We Are Bending the Heck Out of the Von Neumann Bottleneck December 1, 2012Posted by Peter Varhol in Architectures, Software platforms.
When I was taking graduate computer science classes, back in the late 1980s, we spent some time talking about SIMD and MIMD (Single Instruction Multiple Data and Multiple Instruction Multiple Data) computer architectures, with the inevitable caveat that all of this was theoretical, because of the Von Neumann Bottleneck. John Von Neumann, as students of computer science know, was a renowned mathematician who made contributions across a wide range of fields. In a nutshell, the Von Neumann Bottleneck defined processor architecture in such a way that the bandwidth between the CPU and memory is very small in comparison with the amount of memory and storage available and ready for CPU use.
I’ve recently returned from Supercomputing 2012, and I’m pleased to say that while we are not breaking the Von Neumann Bottleneck, new computing architectures are bending the heck out of it. You can argue that the principle of parallel processing addresses the bottleneck, and parallel processing is so mainstream in the world of supercomputing that it barely rates a mention.
Programmers are well aware that writing parallel code is difficult and error-prone; we simply don’t naturally think in the sort of way that provides us with parallel ways to solve problems. But with multiple processors and cores, we end up with more busses between memory and processor (although it’s certainly not a one-to-one relationship).
Because writing parallel code is so difficult, there are a growing number of tools that claim to provide an easy(ier) path to building parallelism into applications. One of the most interesting is Advanced Cluster Systems. It provides a software solution called SET that enables vendors and engineering groups with proprietary source code to easily parallelize that code. In some cases, if the application is constructed appropriately, source code may not even be required.

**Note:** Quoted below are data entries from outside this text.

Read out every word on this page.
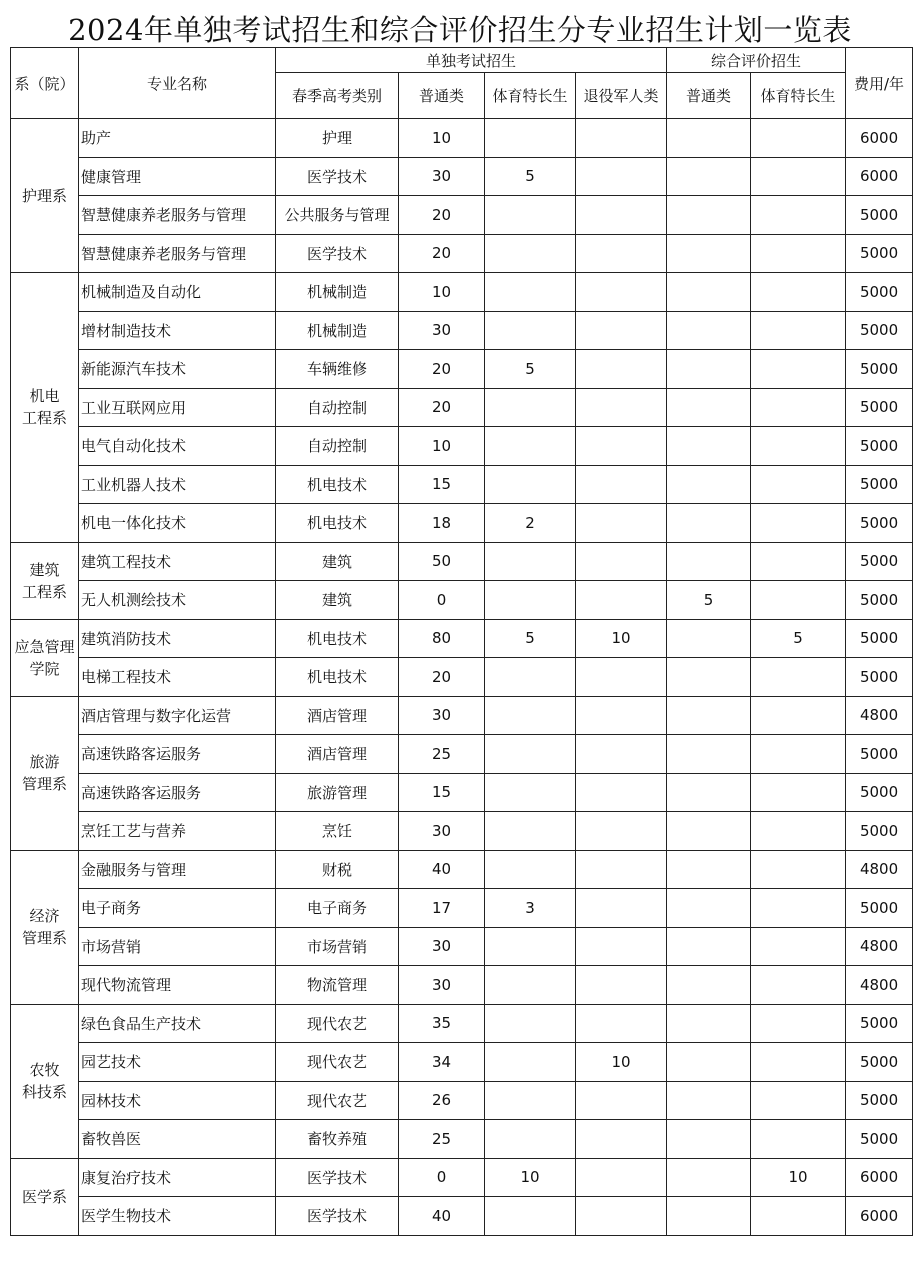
2024年单独考试招生和综合评价招生分专业招生计划一览表
系（院）	专业名称	单独考试招生				综合评价招生		费用/年
		春季高考类别	普通类	体育特长生	退役军人类	普通类	体育特长生	
护理系	助产	护理	10					6000
	健康管理	医学技术	30	5				6000
	智慧健康养老服务与管理	公共服务与管理	20					5000
	智慧健康养老服务与管理	医学技术	20					5000
机电
工程系	机械制造及自动化	机械制造	10					5000
	增材制造技术	机械制造	30					5000
	新能源汽车技术	车辆维修	20	5				5000
	工业互联网应用	自动控制	20					5000
	电气自动化技术	自动控制	10					5000
	工业机器人技术	机电技术	15					5000
	机电一体化技术	机电技术	18	2				5000
建筑
工程系	建筑工程技术	建筑	50					5000
	无人机测绘技术	建筑	0			5		5000
应急管理
学院	建筑消防技术	机电技术	80	5	10		5	5000
	电梯工程技术	机电技术	20					5000
旅游
管理系	酒店管理与数字化运营	酒店管理	30					4800
	高速铁路客运服务	酒店管理	25					5000
	高速铁路客运服务	旅游管理	15					5000
	烹饪工艺与营养	烹饪	30					5000
经济
管理系	金融服务与管理	财税	40					4800
	电子商务	电子商务	17	3				5000
	市场营销	市场营销	30					4800
	现代物流管理	物流管理	30					4800
农牧
科技系	绿色食品生产技术	现代农艺	35					5000
	园艺技术	现代农艺	34		10			5000
	园林技术	现代农艺	26					5000
	畜牧兽医	畜牧养殖	25					5000
医学系	康复治疗技术	医学技术	0	10			10	6000
	医学生物技术	医学技术	40					6000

In addition to parallel processing, we can look to other places for moving more data, and more quickly, into the processors. One place is flash storage, which becomes virtual memory for an application, with only the working set loaded into main memory. FusionIO offered a partial solution to that bottleneck with a flash memory storage device that was software-configured to act as either storage or an extension of main memory, with separate busses into the processor space. The advantage here is that program instructions and data can be stored on these flash memory devices, which then have direct access to main memory and processor space. The single bus isn’t such a bottleneck any more.
All of this doesn’t mean that we’ve moved beyond the Von Neumann architecture and corresponding bottleneck. But it does mean that we’ve found some interesting workarounds that help get the most out of today’s processors. And as fast as we think computers are today, they will be far faster in the future. We can only imagine how that will change our lives.